Meeting of the Parliament 17 June 2025
I thank Bill Kidd for securing this important debate, and I pay genuine tribute to all the members, across the parties, who have spoken so powerfully. Only last week, the United Nations Under-Secretary-General for Humanitarian Affairs and Emergency Relief Coordinator, Tom Fletcher, said:
“Attacks on civilians in Gaza—including the killing and injury of hungry people seeking food and those delivering aid—are unacceptable.”
A former UK ambassador to Lebanon and senior adviser to two UK Prime Ministers, Tom Fletcher understands intimately the responsibility of the international community towards the world’s most vulnerable citizens.

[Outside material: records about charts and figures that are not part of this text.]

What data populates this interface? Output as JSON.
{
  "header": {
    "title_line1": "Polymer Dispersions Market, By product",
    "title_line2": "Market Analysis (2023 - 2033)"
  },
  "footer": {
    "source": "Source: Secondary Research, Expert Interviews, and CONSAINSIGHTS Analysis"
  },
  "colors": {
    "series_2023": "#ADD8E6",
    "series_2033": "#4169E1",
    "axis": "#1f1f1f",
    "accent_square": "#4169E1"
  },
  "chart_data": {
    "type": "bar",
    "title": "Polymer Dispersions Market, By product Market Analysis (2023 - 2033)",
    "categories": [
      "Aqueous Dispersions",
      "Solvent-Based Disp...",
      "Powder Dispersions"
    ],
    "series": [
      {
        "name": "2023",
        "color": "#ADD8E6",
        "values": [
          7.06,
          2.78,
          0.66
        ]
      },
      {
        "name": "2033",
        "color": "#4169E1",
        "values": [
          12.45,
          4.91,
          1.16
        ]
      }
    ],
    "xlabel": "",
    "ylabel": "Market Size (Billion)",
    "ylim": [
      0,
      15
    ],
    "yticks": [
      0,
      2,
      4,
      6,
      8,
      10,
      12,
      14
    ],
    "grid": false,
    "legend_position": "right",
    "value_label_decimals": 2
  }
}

The Scottish Government condemns in the strongest terms the killings in Gaza of civilians who lost their lives while queuing for food and trying to get aid for their families. Gazans are faced with an impossible choice between risking death by starvation and risking death by gunfire. It is totally unacceptable and it has to stop.

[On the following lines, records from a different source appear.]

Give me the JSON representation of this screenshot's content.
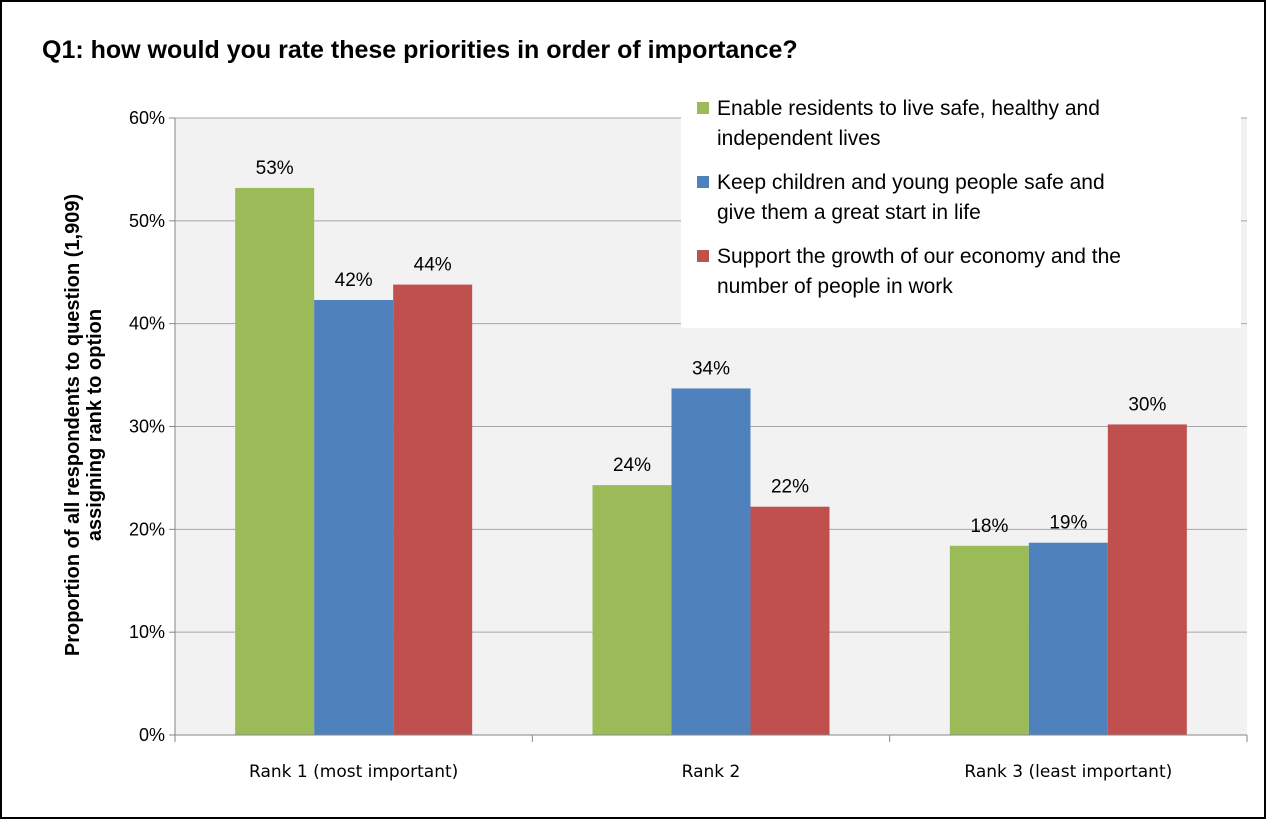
{
  "chart_data": {
    "type": "bar",
    "title": "Q1: how would you rate these priorities in order of importance?",
    "ylabel": [
      "Proportion of all respondents to question (1,909)",
      "assigning rank to option"
    ],
    "xlabel": "",
    "categories": [
      "Rank 1 (most important)",
      "Rank 2",
      "Rank 3 (least important)"
    ],
    "y_ticks": [
      "0%",
      "10%",
      "20%",
      "30%",
      "40%",
      "50%",
      "60%"
    ],
    "ylim": [
      0,
      60
    ],
    "grid": true,
    "legend_position": "top-right",
    "series": [
      {
        "name": "Enable residents to live safe, healthy and independent lives",
        "legend_lines": [
          "Enable residents to live safe, healthy and",
          "independent lives"
        ],
        "color": "#9bbb59",
        "values": [
          53.2,
          24.3,
          18.4
        ],
        "labels": [
          "53%",
          "24%",
          "18%"
        ]
      },
      {
        "name": "Keep children and young people safe and give them a great start in life",
        "legend_lines": [
          "Keep children and young people safe and",
          "give them a great start in life"
        ],
        "color": "#4f81bd",
        "values": [
          42.3,
          33.7,
          18.7
        ],
        "labels": [
          "42%",
          "34%",
          "19%"
        ]
      },
      {
        "name": "Support the growth of our economy and the number of people in work",
        "legend_lines": [
          "Support the growth of our economy and the",
          "number of people in work"
        ],
        "color": "#c0504d",
        "values": [
          43.8,
          22.2,
          30.2
        ],
        "labels": [
          "44%",
          "22%",
          "30%"
        ]
      }
    ]
  }
}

The latest Integrated Food Security Phase Classification assessment confirms that the entire population of Gaza faces high levels of acute food insecurity. Half a million people—one in five—face starvation, and children under five are at the highest risk.
The situation is entirely man made and was entirely preventable. Israel’s approach to delivering aid via private contractors has failed tragically. Israel’s plan to entrust the distribution of aid in Gaza to private contractors contravenes humanitarian principles of humanity, neutrality, impartiality and independence. The plan risks militarising aid and exacerbating inequalities. It is unconscionable that 2 million people are starving in the Gaza Strip while tonnes of food is being blocked at the border. Israel must now allow humanitarian agencies, including the United Nations Relief and Works Agency for Palestine Refugees in the Near East, to conduct their life-saving work unimpeded and at scale.
The Scottish Government has been consistent and forthright in calling for an immediate and sustained ceasefire. Like any other country, Israel has a right to protect itself and its citizens from terror, and the Scottish Government has repeatedly and unreservedly condemned the brutality of Hamas on 7 October 2023 and demanded the immediate and unconditional release of Israeli and other hostages. However, in exercising its right to defend itself, Israel must abide by international humanitarian law. Israel’s military action has gone far beyond any legitimate response.
We have been consistent in calling for unimpeded access to Gaza for humanitarian aid, for Israel to comply with international court rulings and for accountability for those who are responsible for atrocities, wherever they occur. Scottish Government ministers have repeatedly called for an end to licensed arms exports to Israel. We do not believe that there is a case for sending more weapons to Israel. The UN Security Council has called for a ceasefire. Ministers have made it clear that, by continuing to arm Israel, the UK is in danger of being complicit in killing innocent civilians.